Toys for Tots program grows in Korea
December 19, 2003
YONGSAN GARRISON, South Korea — In South Korea, the Marines truly are few but proud. Of a force of almost 37,000 U.S. servicemembers on the peninsula, fewer than 100 belong to the Marine Corps.
But that hasn’t stopped them from carrying on one of the Corps’ most visible non-combat missions: Toys for Tots. This year, officials said, Marine Forces Korea already has almost doubled the number of toys it gathered all of last season.
On Wednesday, five Marines in crisp dress uniforms went to Seoul American Elementary School to pick up hundreds of toys gathered and donated by students there.
For one Yongsan Marine, the project has special meaning. Staff Sgt. Serge Raveau was raised in an orphanage, he said, and was on the receiving end of others’ generosity not too long ago.
“It’s an outstanding feeling to be able to help other kids,” he told students Wednesday. “I was a very happy camper when it happened for me. It was an awesome feeling.”
The toys gathered by students — and donated by other members of the military community in South Korea — are being delivered to some 30 orphanages throughout the country, said Maj. Bruce Youngbluth, who is helping to organize and run the program.
Last year, he said, $9,000 worth of toys were distributed to two different orphanages.
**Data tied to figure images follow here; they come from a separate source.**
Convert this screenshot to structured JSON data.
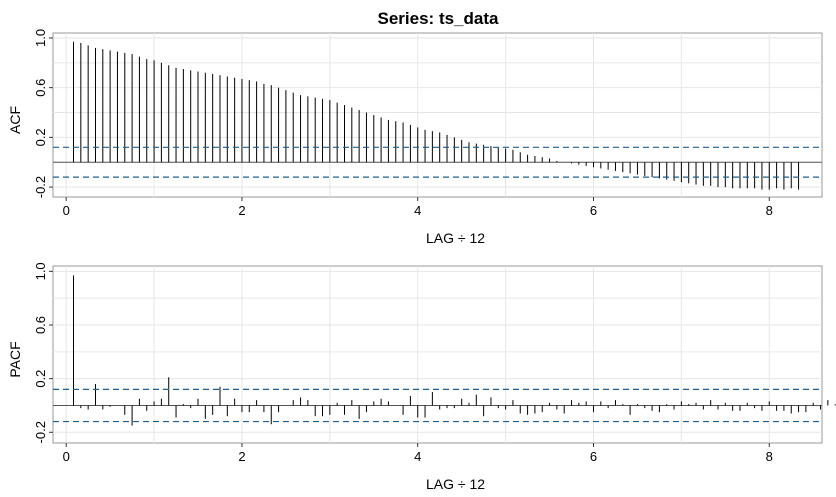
{
  "figure": {
    "title": "Series:  ts_data"
  },
  "colors": {
    "bar": "#000000",
    "ci_line": "#1f5f8b",
    "grid": "#e6e6e6",
    "frame": "#999999",
    "zero": "#555555"
  },
  "chart_data": [
    {
      "type": "bar",
      "name": "acf-panel",
      "title": "Series:  ts_data",
      "xlabel": "LAG ÷ 12",
      "ylabel": "ACF",
      "xlim": [
        -0.15,
        8.6
      ],
      "ylim": [
        -0.28,
        1.04
      ],
      "xticks": [
        0,
        2,
        4,
        6,
        8
      ],
      "xtick_labels": [
        "0",
        "2",
        "4",
        "6",
        "8"
      ],
      "yticks": [
        -0.2,
        0.2,
        0.6,
        1.0
      ],
      "ytick_labels": [
        "-0.2",
        "0.2",
        "0.6",
        "1.0"
      ],
      "grid": true,
      "ci_band": [
        -0.12,
        0.12
      ],
      "x_step": 0.0833333,
      "values": [
        0.97,
        0.96,
        0.94,
        0.92,
        0.91,
        0.9,
        0.89,
        0.88,
        0.87,
        0.85,
        0.83,
        0.82,
        0.8,
        0.78,
        0.76,
        0.75,
        0.74,
        0.73,
        0.72,
        0.71,
        0.7,
        0.69,
        0.68,
        0.67,
        0.66,
        0.65,
        0.63,
        0.62,
        0.6,
        0.58,
        0.56,
        0.54,
        0.53,
        0.52,
        0.51,
        0.5,
        0.48,
        0.46,
        0.44,
        0.42,
        0.4,
        0.38,
        0.36,
        0.34,
        0.33,
        0.32,
        0.3,
        0.28,
        0.26,
        0.25,
        0.24,
        0.22,
        0.2,
        0.18,
        0.16,
        0.15,
        0.14,
        0.13,
        0.12,
        0.11,
        0.1,
        0.08,
        0.06,
        0.05,
        0.04,
        0.03,
        0.01,
        0.0,
        -0.01,
        -0.02,
        -0.03,
        -0.04,
        -0.05,
        -0.06,
        -0.07,
        -0.08,
        -0.09,
        -0.1,
        -0.11,
        -0.12,
        -0.13,
        -0.14,
        -0.15,
        -0.16,
        -0.17,
        -0.18,
        -0.19,
        -0.19,
        -0.2,
        -0.2,
        -0.21,
        -0.21,
        -0.21,
        -0.21,
        -0.22,
        -0.22,
        -0.21,
        -0.22,
        -0.21,
        -0.22
      ]
    },
    {
      "type": "bar",
      "name": "pacf-panel",
      "xlabel": "LAG ÷ 12",
      "ylabel": "PACF",
      "xlim": [
        -0.15,
        8.6
      ],
      "ylim": [
        -0.28,
        1.04
      ],
      "xticks": [
        0,
        2,
        4,
        6,
        8
      ],
      "xtick_labels": [
        "0",
        "2",
        "4",
        "6",
        "8"
      ],
      "yticks": [
        -0.2,
        0.2,
        0.6,
        1.0
      ],
      "ytick_labels": [
        "-0.2",
        "0.2",
        "0.6",
        "1.0"
      ],
      "grid": true,
      "ci_band": [
        -0.12,
        0.12
      ],
      "x_step": 0.0833333,
      "values": [
        0.97,
        -0.02,
        -0.03,
        0.16,
        -0.03,
        -0.01,
        0.0,
        -0.07,
        -0.15,
        0.05,
        -0.04,
        0.03,
        0.05,
        0.21,
        -0.09,
        0.01,
        -0.02,
        0.05,
        -0.1,
        -0.07,
        0.14,
        -0.08,
        0.05,
        -0.05,
        -0.05,
        0.04,
        -0.05,
        -0.14,
        -0.05,
        0.0,
        0.04,
        0.06,
        0.04,
        -0.08,
        -0.08,
        -0.07,
        0.02,
        -0.07,
        0.04,
        -0.1,
        -0.05,
        0.03,
        0.05,
        0.03,
        0.0,
        -0.07,
        0.07,
        -0.09,
        -0.09,
        0.1,
        -0.03,
        -0.02,
        -0.02,
        0.05,
        0.02,
        0.08,
        -0.08,
        0.06,
        -0.02,
        -0.03,
        0.04,
        -0.06,
        -0.07,
        -0.06,
        -0.05,
        0.02,
        -0.03,
        -0.06,
        0.04,
        0.02,
        0.03,
        -0.05,
        0.03,
        -0.02,
        0.04,
        0.01,
        -0.07,
        0.01,
        -0.02,
        -0.04,
        -0.05,
        0.01,
        -0.03,
        0.03,
        0.01,
        0.02,
        -0.03,
        0.04,
        -0.03,
        0.02,
        -0.04,
        -0.04,
        0.02,
        -0.02,
        -0.04,
        0.03,
        -0.04,
        -0.04,
        -0.06,
        -0.05,
        -0.05,
        0.02,
        -0.03,
        0.04,
        0.01,
        0.03,
        -0.03,
        -0.06,
        0.02,
        -0.05,
        -0.04,
        -0.03,
        0.03,
        0.01,
        -0.04,
        -0.03,
        -0.02,
        0.02,
        0.03,
        -0.04,
        -0.07,
        0.04,
        -0.03,
        -0.02,
        0.03,
        0.04,
        -0.07,
        0.0,
        -0.02,
        -0.06,
        0.0,
        0.02,
        -0.01,
        -0.01,
        0.03,
        0.01,
        0.03,
        0.02,
        0.04,
        0.03,
        -0.02,
        0.05,
        0.01,
        0.03,
        0.02,
        -0.02,
        0.01,
        0.02,
        -0.02,
        0.03,
        0.04,
        0.02,
        -0.05,
        -0.05,
        -0.04,
        0.02,
        -0.04,
        0.01,
        -0.05,
        -0.06
      ]
    }
  ]
}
This year, the Marines plan to hit 30 orphanages and already have gathered more than $15,000 worth of toys.
They will continue accepting donations of new, unwrapped presents until Monday, Youngbluth said.
If they gather enough toys, the Marines plan to send some to be distributed by the U.S. Embassy in the Philippines and the U.S. consulate in St. Petersburg, Russia.
The Marines also will give hundreds of toys to Yongsan’s Army Community Services center, which then will distribute them to needy military families on bases in South Korea.
“You guys are making a big difference in a little boy or a little girl’s life,” said Heather Heft, in whose classroom the third- and fifth-graders had gathered to donate the toys. “And that’s a big deal.”
Seeing the Marines in their dress uniforms seemed a big deal for the kids, as well. They asked questions about what Marines do, whether they rode in submarines and who would be getting the toys they worked so hard to collect.
Youngbluth told the kids their generosity would be “well used.”
“This will help us fill a need and make somebody’s Christmas merry,” he said, motioning towards the pile of toys in the classroom.